In late December, ISO New England issued a request for proposals (RFP) under the Federal Energy Regulatory Commission’s (FERC) Order 1000, which requires the ISO to develop certain transmission upgrades through a competitive-bidding process. The ISO posted the final report on phase one of the RFP solicitation process on July 17.
This final report follows a discussion of the RFP review process at the June 17 meeting of the Planning Advisory Committee (PAC). Eight different developers submitted 36 proposals, ranging from $49 million to $745 million, as part of the first phase of the competitive solicitation.
The ISO reviewed each of these proposals to ensure they addressed the identified reliability needs, while meeting other requirements. Ultimately, five proposals addressed the needs for a reliable power system and met all other requirements. The ISO then compared these projects’ costs, which ranged from $49 million to $121 million. Given that the $49 million project is significantly less expensive (the next least expensive proposal is for $94 million), the ISO did not advance the other four projects to the second phase of review, as it is unlikely that further review would have led to their selection.

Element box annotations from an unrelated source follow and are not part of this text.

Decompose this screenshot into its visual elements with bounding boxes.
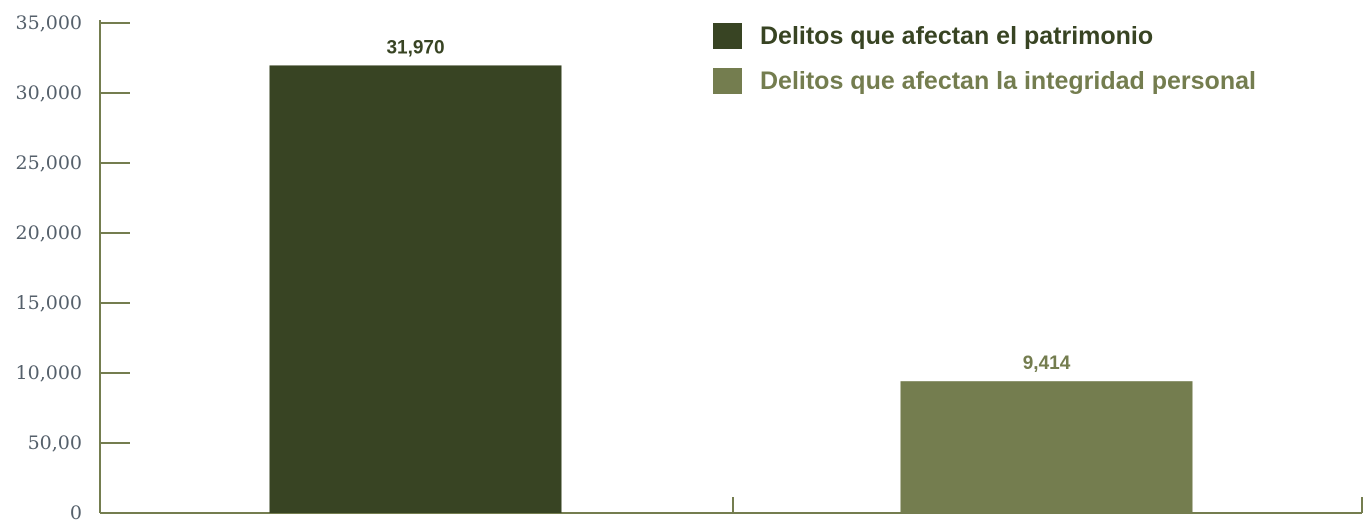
bar	[900, 381, 1193, 513]
legend-label: Delitos que afectan la integridad person…	[760, 67, 1256, 95]
bars: 31,970 9,414	[269, 37, 1193, 514]
y-tick-label: 0	[70, 502, 82, 523]
y-tick-label: 20,000	[16, 222, 82, 244]
y-tick-label: 10,000	[16, 362, 82, 384]
legend-swatch	[713, 68, 742, 94]
bar	[269, 65, 562, 514]
bar-value-label: 9,414	[1023, 353, 1071, 374]
legend-label: Delitos que afectan el patrimonio	[760, 22, 1153, 50]
y-tick-label: 25,000	[16, 152, 82, 174]
legend: Delitos que afectan el patrimonio Delitos…	[713, 22, 1256, 95]
y-tick-label: 35,000	[16, 12, 82, 34]
y-tick-label: 50,00	[28, 432, 82, 454]
bar-value-label: 31,970	[386, 37, 444, 58]
y-tick-label: 30,000	[16, 82, 82, 104]
y-tick-label: 15,000	[16, 292, 82, 314]
legend-swatch	[713, 23, 742, 49]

Development costs incurred during the second phase of review are charged to electric customers, so not advancing proposals that are unlikely to be selected delivers additional cost savings.
“Though the selection of the Ready Path project may have disappointed other transmission developers, the ISO’s responsibility to New England electricity customers is to select a project that ensures reliability, is timely, and is cost-effective,” Ethier said. “The project accomplishes these goals.”
The ISO will now begin working with National Grid and Eversource on a Solutions Study, as per the rules of the ISO’s tariff.
The draft report was open for stakeholder review and comment. The ISO has posted responses to comments received during this review period.
With Order 1000, FERC included a framework for transmission development through a competitive process. This RFP was issued under part of Order 1000 that addresses transmission upgrades needed for system reliability, allowing for the possibility of more creative solutions. A separate part of Order 1000 allows for competitive transmission solutions to achieve public policy requirements.